Je ne cherche pas à comprendre. Je me contente de fixer la plante sous l'écran et de réciter mes cours de physique dans ma tête. Pourtant, la musique à suspense fait s'emballer mon cœur et je sursaute à chaque fois que mon voisin sursaute, comme un écho.

Pourquoi ? Enlever des gens, les enfermer et les laisser s'entre-tuer, agoniser et se mutiler pour sortir. Qui peut-être assez tordu pour en faire un film ? Du coin de l'œil, je devine les ténèbres, là où la lumière de la télévision s'arrête. Un noir profond, abyssal, peuplé d'ombres que je n'ose pas regarder. Je suis simplement là, tétanisé, incapable de boire pour me distraire ou de tendre une main pour prendre une poignée de pop-corn. J'ai beau me concentrer sur ma respiration, je sens quelque chose compresser ma poitrine et seule une pensée claire m'obsède : je dois partir avant de craquer.

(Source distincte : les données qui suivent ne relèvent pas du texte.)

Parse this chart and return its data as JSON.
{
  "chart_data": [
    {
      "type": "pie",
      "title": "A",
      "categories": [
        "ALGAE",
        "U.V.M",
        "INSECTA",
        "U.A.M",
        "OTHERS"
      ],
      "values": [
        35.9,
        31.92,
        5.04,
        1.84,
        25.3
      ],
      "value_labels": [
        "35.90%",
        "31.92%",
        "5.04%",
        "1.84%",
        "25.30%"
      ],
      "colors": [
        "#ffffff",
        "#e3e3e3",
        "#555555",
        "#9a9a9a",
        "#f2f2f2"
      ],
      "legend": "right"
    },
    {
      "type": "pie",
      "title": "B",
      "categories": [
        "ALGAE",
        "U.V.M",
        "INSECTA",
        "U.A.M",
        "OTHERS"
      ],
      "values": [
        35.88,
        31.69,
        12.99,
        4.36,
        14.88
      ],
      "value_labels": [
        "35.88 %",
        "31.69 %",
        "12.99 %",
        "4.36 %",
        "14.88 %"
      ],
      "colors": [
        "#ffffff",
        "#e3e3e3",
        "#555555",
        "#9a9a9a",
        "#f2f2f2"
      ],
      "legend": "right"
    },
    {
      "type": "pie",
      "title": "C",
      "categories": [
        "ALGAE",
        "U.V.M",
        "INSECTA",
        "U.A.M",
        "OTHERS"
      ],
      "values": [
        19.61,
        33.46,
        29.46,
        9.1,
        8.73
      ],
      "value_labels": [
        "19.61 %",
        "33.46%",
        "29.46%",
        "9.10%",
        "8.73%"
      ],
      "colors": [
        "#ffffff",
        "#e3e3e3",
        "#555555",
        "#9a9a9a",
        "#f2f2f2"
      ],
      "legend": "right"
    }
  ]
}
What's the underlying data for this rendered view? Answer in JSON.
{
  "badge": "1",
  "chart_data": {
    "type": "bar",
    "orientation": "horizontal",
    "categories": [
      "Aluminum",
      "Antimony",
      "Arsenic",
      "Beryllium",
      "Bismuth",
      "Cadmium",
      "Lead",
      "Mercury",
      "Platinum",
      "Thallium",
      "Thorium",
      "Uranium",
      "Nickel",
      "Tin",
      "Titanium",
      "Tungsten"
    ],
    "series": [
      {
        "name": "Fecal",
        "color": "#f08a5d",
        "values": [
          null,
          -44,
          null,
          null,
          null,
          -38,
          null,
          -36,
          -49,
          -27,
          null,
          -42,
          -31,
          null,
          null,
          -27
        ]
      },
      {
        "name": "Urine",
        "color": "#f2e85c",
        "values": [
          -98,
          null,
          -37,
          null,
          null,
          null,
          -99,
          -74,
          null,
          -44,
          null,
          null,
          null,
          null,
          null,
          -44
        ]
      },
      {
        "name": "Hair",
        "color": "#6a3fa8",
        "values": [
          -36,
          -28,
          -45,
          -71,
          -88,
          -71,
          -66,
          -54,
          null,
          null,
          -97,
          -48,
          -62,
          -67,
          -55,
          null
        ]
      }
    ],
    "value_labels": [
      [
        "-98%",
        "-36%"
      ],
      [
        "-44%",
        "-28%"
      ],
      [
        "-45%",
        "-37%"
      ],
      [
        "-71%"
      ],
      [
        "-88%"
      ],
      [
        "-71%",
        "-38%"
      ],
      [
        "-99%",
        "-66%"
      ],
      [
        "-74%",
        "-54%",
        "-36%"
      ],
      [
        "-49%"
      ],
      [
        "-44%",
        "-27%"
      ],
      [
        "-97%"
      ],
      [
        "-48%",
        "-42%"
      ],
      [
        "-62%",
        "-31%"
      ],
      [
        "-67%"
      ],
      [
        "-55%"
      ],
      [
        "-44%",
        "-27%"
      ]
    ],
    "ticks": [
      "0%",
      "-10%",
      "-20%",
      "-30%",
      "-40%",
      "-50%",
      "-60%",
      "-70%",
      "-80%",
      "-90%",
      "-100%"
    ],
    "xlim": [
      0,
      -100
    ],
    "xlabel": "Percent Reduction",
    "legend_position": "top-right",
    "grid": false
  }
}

Avec un calme surprenant, je me lève et traverse le salon pour monter l'escalier. Mes doigts tâtonnent le mur à la recherche de l'interrupteur et mon pouls s'emballe un peu plus lorsque, plongé dans la pénombre, j'ai du mal à le trouver. Quand le couloir s'illumine enfin, mes nouveaux repères commencent à se reformer. C'est comme si une bulle avait éclaté et que mes sens se retrouvaient exacerbés. Le bruit irrégulier de ma propre respiration résonne autour de moi et je m'empresse de rejoindre la chambre que j'occupe. Pourtant, bien loin de m'apaiser, mes mains se mettent à trembler. La grandeur de la pièce semble amplifier le silence qui règne. De façon compulsive, j'allume ma lampe de bureau, celle posée sur le chevet de mon lit, la lumière du dressing et celle de la salle de bain.

Je dois chasser les ombres.

Mes yeux parcourent frénétiquement la pièce, mais rien ne me semble assez familier. C'est trop grand, il y a trop d'angles morts. Habituellement, je me serais réfugié dans mon lit simple, poussé contre un des murs de ma minuscule chambre. Je titube jusqu'à la salle de bain, ferme la porte et m'accroupis dans l'angle de la douche italienne, les mains posées sur les oreilles pour ne plus entendre ce silence. J'ai beau serrer les lèvres, un gémissement m'échappe, puis un sanglot. Ma vision se floute et les larmes s'échappent.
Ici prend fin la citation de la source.